High-Profile Push to Alert Sexual-Assault Victims of Grace Period to Sue Abusers

Lifestyle

In late February 2020, Evelyn Yang gathered at Foley Square in Manhattan with a handful of survivors in the hopes of pulling off something unprecedented. Her husband, Andrew Yang, had recently wrapped his presidential campaign, and all of the travel and scheduling demands that went along with that bid had subsided. On that sunny but cold day, she and Weinstein accuser Ambra Gutierrez and a couple of legislators were focused on launching a bill in New York dubbed the Adult Survivors Act. If it passed, New York would become the first state in the nation to offer adult victims of sexual offenses the opportunity to file legal claims that would otherwise be barred by the statute of limitations. It was a bustling afternoon downtown, and it marked one of the last in-person meetings that she attended before the Covid lockdown.

“The odds were against us,” says Yang. “But we were just relentless, and we were a powerful group. And we were emboldened because we were doing something that was brand new.”

For Yang, sexual abuse was a personal issue. She recently had revealed to CNN that she was assaulted by her former gynecologist Robert A. Hadden, who pleaded guilty in 2016 to sexually abusing 19 women. Still, Yang wasn’t thinking about her own plight that day as the lunchtime crowd in Foley Square began to thin. After all, her case was within the statute of limitations. But there are now more than 200 Hadden accusers, and she was well aware of the fact that the vast majority of their cases fell outside of the statute.

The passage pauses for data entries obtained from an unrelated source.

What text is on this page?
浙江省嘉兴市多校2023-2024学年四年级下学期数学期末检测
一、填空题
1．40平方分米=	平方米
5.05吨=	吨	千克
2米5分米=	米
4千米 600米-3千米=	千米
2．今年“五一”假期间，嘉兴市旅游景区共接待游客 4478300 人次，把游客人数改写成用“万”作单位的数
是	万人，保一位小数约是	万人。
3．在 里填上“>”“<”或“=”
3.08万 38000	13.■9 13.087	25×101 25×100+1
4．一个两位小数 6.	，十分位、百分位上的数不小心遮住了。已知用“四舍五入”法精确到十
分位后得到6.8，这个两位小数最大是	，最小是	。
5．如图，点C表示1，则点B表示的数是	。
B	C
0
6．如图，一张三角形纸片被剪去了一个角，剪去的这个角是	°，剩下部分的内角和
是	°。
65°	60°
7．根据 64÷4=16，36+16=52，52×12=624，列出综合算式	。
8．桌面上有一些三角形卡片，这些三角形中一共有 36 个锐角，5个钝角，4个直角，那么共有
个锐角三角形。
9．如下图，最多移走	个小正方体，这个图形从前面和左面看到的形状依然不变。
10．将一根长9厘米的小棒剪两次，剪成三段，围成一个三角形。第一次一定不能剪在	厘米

“These women were told, ‘Come through the door. Your voice matters.’ But then the door was slammed in their face, and they were told, ‘Oh, you’re too late, actually,’” Yang explains. “I just couldn’t live with that.”

Fast forward three years, and the Adult Survivors Act has been signed into law by New York Gov. Kathy Hochul, with a yearlong window opening on Nov. 24 that allows victims to sue their abusers as well as the institutions that protected sexual predators. In the Hadden case, Columbia University and its affiliated hospitals recently reached a $165 million settlement with 147 patients of the former gynecologist, but Yang says that isn’t nearly enough.

“To this day, Columbia has been refusing to notify former patients to let them know that their former OB-GYN is a convicted sex felon or even that he lost his medical license or something to just signal to these patients that, ‘Wait a second. Maybe that thing I thought he did actually happened to me,’” Yang says. 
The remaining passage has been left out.